Source file ⇒ 2017-lec14.Rmd
Finish Regex
Lazy evaluation
Here again is a useful cheat sheet
or here are some basics:
A single . means “any character.”
A character, e.g., b, means just that character.
Characters enclosed in square brackets, e.g., [aeiou] means any of those characters. (So, [aeiou] is a pattern describing a vowel.)
The ^ inside square brackets means “any except these.” So, a consonant is [^aeiou]
Alternatives. A vertical bar means “either.” For example (A|a)dam matches Adam and adam
Repeats
Two simple patterns in a row, means those patterns consecutively. Example: M[aeiou] means a capital M followed by a lower-case vowel.
A simple pattern followed by a + means “one or more times.” For example M(ab)+ means M followed by one or more ab.
A simple pattern followed by a ? means “zero or one time.”
A simple pattern followed by a * means “zero or more times.”
A simple pattern followed by {2} means “exactly two times.” Similarly, {2,5} means between two and five times, {6,} means six times or more.
Start and end of strings.
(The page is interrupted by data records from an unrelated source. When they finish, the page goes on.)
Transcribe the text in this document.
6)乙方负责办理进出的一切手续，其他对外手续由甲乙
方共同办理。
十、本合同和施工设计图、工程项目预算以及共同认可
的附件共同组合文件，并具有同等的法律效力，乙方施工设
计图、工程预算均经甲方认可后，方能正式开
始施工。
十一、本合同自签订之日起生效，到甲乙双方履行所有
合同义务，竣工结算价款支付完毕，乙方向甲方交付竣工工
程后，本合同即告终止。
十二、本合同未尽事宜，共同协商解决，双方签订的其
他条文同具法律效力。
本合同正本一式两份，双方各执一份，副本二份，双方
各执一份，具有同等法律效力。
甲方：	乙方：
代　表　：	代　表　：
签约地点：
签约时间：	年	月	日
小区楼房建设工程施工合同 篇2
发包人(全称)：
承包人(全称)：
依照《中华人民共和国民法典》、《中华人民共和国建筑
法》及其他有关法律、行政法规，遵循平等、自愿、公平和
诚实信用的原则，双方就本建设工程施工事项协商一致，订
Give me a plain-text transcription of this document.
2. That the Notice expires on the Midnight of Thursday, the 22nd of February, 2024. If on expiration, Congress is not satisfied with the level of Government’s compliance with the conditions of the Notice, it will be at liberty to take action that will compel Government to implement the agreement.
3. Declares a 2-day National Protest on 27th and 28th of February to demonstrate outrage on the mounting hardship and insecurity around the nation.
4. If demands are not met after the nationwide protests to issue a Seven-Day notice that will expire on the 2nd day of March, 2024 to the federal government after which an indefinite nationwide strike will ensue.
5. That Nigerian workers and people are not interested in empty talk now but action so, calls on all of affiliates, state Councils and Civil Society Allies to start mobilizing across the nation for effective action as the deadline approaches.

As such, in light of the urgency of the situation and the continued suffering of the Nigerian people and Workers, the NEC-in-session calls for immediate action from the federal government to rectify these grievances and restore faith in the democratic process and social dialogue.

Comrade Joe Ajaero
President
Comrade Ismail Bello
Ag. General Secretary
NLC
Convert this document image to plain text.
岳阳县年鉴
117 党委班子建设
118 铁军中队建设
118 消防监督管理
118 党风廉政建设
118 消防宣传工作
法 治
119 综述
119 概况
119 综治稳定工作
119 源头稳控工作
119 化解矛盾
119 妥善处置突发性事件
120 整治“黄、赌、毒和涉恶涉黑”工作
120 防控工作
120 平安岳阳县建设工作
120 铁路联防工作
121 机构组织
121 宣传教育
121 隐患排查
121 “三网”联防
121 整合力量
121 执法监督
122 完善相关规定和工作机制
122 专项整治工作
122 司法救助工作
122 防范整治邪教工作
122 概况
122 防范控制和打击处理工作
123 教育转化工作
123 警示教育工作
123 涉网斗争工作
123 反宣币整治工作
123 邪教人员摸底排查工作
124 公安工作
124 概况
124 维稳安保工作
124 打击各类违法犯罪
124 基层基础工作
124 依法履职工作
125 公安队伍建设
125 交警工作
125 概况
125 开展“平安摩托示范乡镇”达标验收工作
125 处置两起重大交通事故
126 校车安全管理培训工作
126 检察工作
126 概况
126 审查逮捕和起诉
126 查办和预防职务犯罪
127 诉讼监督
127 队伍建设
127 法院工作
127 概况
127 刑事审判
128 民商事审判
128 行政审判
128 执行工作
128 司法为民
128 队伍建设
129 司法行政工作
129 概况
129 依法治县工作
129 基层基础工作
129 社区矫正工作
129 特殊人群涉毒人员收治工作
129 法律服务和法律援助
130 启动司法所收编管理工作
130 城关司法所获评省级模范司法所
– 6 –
For instance, [aeiou]{2} means “exactly two vowels in a row.”
^ at the beginning of a regular expression means “the start of the string”
$ at the end means “the end of the string.”
DataComputing::extractMatches()Details:
input is a data table and output is a data table with one or more additional columns with the extractions
syntax is df %>% extractMatches(regex, var)
wrap part of the regexp in parentheses to signal that the matching content is to be extracted as a string
when there is no match extractMatches() returns NA
example:
data.frame(string=c("hi there","bye!","5 kids")) %>% extractMatches("^([[:alpha:]])?.*([[:alpha:]])$",string, "first_letter"=1, "last_letter"=2)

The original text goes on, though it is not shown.